# Gap Analysis: Self-Improving Codebase
Status: Draft
---
## 1) Executive Gap Summary
We have the components of a self-improvement loop (SIL runner, evaluator,
behavioral tests, observability), but they are not connected into a persistent,
automated, enforceable feedback loop. This prevents measurable, continuous
improvement over time.
---
## 2) Gap Matrix (Needs vs.
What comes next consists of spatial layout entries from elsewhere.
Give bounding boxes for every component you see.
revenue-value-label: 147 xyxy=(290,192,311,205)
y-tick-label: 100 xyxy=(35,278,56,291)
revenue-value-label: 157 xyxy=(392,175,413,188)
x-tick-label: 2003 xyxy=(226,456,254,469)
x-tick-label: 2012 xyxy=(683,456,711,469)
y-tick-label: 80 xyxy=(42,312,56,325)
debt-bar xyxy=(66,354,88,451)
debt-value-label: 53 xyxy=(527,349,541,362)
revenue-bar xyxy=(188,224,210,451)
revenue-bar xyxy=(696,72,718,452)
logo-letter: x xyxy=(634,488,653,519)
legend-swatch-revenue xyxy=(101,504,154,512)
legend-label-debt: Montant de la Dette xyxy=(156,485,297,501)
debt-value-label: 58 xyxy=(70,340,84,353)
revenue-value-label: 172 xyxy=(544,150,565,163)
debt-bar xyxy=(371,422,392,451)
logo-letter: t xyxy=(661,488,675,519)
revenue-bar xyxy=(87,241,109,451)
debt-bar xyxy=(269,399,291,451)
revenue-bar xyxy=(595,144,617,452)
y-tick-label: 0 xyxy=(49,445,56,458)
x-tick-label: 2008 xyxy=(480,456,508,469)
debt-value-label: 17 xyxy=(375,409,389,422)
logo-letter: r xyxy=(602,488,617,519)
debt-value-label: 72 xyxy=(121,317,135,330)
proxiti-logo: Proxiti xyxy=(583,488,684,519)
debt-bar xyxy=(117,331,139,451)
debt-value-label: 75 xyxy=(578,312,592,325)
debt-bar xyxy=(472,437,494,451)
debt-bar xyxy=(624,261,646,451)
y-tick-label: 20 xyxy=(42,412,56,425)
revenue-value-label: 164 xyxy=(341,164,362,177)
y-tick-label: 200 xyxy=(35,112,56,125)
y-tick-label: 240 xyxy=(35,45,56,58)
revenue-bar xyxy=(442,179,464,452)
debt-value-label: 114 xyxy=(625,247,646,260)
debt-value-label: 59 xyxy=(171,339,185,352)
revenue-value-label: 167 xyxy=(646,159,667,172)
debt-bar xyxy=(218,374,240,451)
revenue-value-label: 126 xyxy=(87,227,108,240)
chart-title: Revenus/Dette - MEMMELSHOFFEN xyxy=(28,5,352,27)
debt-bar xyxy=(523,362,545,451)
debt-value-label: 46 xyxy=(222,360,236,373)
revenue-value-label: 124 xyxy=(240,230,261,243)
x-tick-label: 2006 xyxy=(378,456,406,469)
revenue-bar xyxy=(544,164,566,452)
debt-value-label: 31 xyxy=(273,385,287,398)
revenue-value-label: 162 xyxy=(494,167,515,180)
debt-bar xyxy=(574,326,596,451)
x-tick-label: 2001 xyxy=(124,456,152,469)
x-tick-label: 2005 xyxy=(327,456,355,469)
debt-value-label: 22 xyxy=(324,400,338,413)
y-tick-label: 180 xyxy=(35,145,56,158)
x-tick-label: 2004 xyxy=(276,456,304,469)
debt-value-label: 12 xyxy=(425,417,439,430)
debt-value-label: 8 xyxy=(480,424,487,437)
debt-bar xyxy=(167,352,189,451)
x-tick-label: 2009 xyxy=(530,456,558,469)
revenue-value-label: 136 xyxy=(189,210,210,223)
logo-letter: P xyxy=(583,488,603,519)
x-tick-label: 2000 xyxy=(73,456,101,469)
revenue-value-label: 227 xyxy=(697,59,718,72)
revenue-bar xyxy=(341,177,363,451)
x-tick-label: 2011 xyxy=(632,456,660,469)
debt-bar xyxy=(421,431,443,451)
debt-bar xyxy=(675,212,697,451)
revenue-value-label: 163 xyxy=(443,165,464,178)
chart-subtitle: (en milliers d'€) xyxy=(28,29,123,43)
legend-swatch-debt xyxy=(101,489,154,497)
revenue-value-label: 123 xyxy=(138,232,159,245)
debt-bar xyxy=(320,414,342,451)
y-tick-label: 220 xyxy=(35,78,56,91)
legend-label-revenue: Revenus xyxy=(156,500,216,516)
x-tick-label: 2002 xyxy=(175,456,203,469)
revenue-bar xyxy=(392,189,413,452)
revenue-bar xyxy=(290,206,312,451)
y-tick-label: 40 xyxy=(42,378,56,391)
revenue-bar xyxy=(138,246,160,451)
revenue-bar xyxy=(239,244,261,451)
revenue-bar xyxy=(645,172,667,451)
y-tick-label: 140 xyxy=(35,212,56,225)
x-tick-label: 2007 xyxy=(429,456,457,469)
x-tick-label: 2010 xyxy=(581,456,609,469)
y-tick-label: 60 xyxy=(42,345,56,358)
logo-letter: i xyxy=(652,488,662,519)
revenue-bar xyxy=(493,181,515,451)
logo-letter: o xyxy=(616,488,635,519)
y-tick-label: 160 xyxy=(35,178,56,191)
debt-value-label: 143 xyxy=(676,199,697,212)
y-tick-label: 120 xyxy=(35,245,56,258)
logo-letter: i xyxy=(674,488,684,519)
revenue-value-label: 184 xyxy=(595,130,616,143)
Have)
### 2.1 Improvement History Persistence
**Need**
- Persist all improvement events (timestamped, iteration-scoped).
- Query by time, iteration, success, cost, and evaluation results.
**Have**
- ImprovementTracker emits events only:
`src/observatory/improvement-tracker.ts`
- No persistent store for `improvement:event`.
- Observatory stores sessions in-memory only:
`src/observatory/channels/reasoning.ts`
**Gap**
- No authoritative historical record of improvements.
- No trend or regression analysis possible.
---
### 2.2 SIL Wiring to ImprovementTracker
**Need**
- Each SIL phase must emit tracker events.
- Iterations must be bounded with start/end events.
**Have**
- SIL orchestration exists:
`scripts/agents/sil-010-main-loop-orchestrator.ts`
`scripts/agents/run-improvement-loop.ts`
- ImprovementTracker exists but is not called by SIL.
**Gap**
- SIL phases are not captured in the improvement event stream.
- ImprovementTracker data is incomplete (only evaluation events via
tiered evaluator).
---
### 2.3 Enforced Evaluation Gates
**Need**
- Deterministic and black-box checks must gate integration.
- Failing a gate blocks integration by default.
**Have**
- Tiered evaluator supports thresholds:
`benchmarks/tiered-evaluator.ts`
`benchmarks/suite.yaml`
- Behavioral contracts exist:
`scripts/agents/behavioral-contracts.ts`
**Gap**
- No gating policy is enforced in SIL.
- Tests are optional and manual.
---
### 2.4 Scorecard for Improvement Over Time
**Need**
- A single, deterministic scorecard that measures improvement across runs.
- Required metrics: success rate, evaluation pass rates, regression count,
cost per success.
**Have**
- SIL runner writes a JSON summary per run:
`scripts/agents/run-improvement-loop.ts`
- No aggregation, no trend computation, no standard format.
**Gap**
- No consistent definition of "getting better."
- No historical comparison.
---
### 2.5 Automation and Scheduling
**Need**
- A scheduled, repeatable loop (daily/weekly).
- Budget limits and max-iteration enforcement.
- CI integration for gating.
**Have**
- CLI runner for SIL (manual invocation).
- No scheduled workflows in repo that run SIL.
**Gap**
- Improvement does not happen unless manually initiated.
- No continuous measurement cadence.
---
### 2.6 Observability of Improvements
**Need**
- Improvement events are visible in observatory channels.
- UI and API endpoints expose improvement trends.
**Have**
- Observatory channels only emit session and thought events:
`src/observatory/channels/observatory.ts`
`src/observatory/channels/reasoning.ts`
- `improvement:event` is defined in emitter but not surfaced in channels.
**Gap**
- Improvement events are invisible to observatory UI.
- No API surface for improvement history.
---
## 3) Concrete Missing Wires (File-Level)
1. **SIL → ImprovementTracker**
- No calls to `improvementTracker.startIteration/track*/endIteration`
in `scripts/agents/sil-010-main-loop-orchestrator.ts`.
2. **Improvement Events → Persistence**
- No store attached to `ThoughtEmitter`’s `improvement:event` in
`src/observatory/emitter.ts`.
3. **Improvement Events → Observatory Channels**
- No `thoughtEmitter.on("improvement:event", ...)` in:
- `src/observatory/channels/observatory.ts`
- `src/observatory/channels/reasoning.ts`
4. **Evaluation Gates → Integration**
- No gate enforcement in SIL runner or orchestrator.
- Tiered evaluator and behavioral contracts are not required steps.
5. **Scorecard → Trend Reporting**
- No aggregation or trend computation across run outputs.
---
## 4) Required Outputs to Close the Gap
### Minimum Viable Loop
- Persistent improvement history (JSONL or SQLite).
- SIL emits events for every phase.
- Tiered evaluator and behavioral contracts run automatically in SIL.
- Scorecard JSON computed and written per run.
### Measurable Improvement Over Time
- Historical trend API or reports.
- Regression detection and gating.
- Scheduled runs in CI or local automation.